Reconciliation brings redemption.  Joseph could have chosen to hold a grudge against his brothers.  Most likely, that grudge would have consumed him for the rest of his life.  But Joseph chose reconciliation.  And he thus chose redemption – and happiness.  Joseph, freed from hatred for his brothers, went on to find happiness in his life.  In that, his greatest gift was not to his brothers – it was to himself.

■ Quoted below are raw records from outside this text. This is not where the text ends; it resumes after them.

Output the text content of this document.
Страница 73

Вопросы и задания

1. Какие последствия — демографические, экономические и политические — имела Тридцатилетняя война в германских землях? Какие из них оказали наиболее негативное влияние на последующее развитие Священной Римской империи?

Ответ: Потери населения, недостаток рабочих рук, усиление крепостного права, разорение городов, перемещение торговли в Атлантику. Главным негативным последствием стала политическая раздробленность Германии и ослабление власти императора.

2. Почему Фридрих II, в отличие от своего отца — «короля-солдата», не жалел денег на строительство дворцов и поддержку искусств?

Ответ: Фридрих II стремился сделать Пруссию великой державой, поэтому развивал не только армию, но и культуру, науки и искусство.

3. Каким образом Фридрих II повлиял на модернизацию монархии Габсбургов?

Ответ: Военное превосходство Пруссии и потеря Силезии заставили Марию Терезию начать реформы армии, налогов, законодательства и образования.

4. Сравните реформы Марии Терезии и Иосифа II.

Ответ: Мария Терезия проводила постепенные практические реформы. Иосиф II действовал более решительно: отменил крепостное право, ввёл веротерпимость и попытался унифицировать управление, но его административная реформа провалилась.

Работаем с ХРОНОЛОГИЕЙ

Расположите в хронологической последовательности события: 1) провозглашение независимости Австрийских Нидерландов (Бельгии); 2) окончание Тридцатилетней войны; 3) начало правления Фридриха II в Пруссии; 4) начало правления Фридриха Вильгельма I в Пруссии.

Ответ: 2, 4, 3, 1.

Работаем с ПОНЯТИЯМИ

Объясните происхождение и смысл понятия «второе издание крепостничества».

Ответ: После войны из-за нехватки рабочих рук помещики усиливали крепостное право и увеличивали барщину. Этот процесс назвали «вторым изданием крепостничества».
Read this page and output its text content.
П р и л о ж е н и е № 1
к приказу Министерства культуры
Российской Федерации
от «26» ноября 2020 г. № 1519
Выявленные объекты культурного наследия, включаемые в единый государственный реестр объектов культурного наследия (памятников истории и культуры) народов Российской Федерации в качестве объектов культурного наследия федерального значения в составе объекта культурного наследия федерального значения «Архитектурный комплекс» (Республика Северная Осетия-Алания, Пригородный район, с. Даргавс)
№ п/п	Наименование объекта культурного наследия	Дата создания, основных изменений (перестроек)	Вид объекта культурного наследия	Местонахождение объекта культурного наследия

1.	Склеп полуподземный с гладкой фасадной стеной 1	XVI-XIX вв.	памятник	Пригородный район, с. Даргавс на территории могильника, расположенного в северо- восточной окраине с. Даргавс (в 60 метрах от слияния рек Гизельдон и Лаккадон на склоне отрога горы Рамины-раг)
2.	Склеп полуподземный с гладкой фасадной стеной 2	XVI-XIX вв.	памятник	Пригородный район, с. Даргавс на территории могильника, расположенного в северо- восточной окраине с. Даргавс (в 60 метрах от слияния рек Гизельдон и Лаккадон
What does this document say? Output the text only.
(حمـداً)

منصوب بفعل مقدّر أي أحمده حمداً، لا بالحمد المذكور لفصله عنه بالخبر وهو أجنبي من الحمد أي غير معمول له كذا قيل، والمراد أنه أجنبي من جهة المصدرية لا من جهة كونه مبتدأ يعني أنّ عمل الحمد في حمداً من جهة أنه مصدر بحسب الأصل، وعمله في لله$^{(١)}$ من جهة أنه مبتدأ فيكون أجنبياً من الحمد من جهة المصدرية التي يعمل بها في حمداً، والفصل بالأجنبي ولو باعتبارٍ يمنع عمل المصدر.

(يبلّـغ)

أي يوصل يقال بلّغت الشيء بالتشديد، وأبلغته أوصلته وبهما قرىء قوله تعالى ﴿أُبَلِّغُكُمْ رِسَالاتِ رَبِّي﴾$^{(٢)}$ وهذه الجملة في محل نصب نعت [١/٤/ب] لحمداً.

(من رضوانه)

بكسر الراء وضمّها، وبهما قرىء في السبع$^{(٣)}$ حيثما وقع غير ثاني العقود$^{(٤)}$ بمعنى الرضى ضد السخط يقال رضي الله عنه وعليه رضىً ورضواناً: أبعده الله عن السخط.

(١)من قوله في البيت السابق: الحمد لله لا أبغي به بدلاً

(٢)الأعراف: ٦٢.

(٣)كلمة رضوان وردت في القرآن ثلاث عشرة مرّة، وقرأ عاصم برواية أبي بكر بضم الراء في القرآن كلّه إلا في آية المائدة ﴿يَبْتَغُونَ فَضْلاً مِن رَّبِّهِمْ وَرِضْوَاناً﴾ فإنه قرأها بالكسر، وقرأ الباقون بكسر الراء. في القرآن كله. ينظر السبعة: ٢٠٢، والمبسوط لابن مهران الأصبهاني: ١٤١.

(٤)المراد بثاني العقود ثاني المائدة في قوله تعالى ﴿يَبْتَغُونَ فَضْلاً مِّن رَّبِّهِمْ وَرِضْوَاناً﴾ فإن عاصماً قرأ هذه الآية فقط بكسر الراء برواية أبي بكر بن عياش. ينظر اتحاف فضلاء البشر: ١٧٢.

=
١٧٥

As I did last week, let me close again by challenging everyone listening, or reading this, to take the heart the lesson of Joseph.  It isn’t an easy lesson.  It isn’t easy to forgive those whom you believe had wronged you.  But it is far easier than carrying a grudge for the rest of your life.  And it results in a far happier rest of your life.  The example of how Joseph achieved this, is his gift to us.
Our annual recounting of the saga of Joseph and his brothers comes to an end with this week’s reading.  But this important narrative – perhaps the most important narrative in the Torah – can and should stick with us all year long.  When we feel consumed by the resentment, even the hatred that we feel towards those who have wronged us, let’s remember Joseph and how he redeemed his relationship with his brothers.  Let’s remember Joseph and how he redeemed the rest of his own life.  Let’s remember Joseph and let his example influence the way we approach our own conflicts.  Shabbat shalom!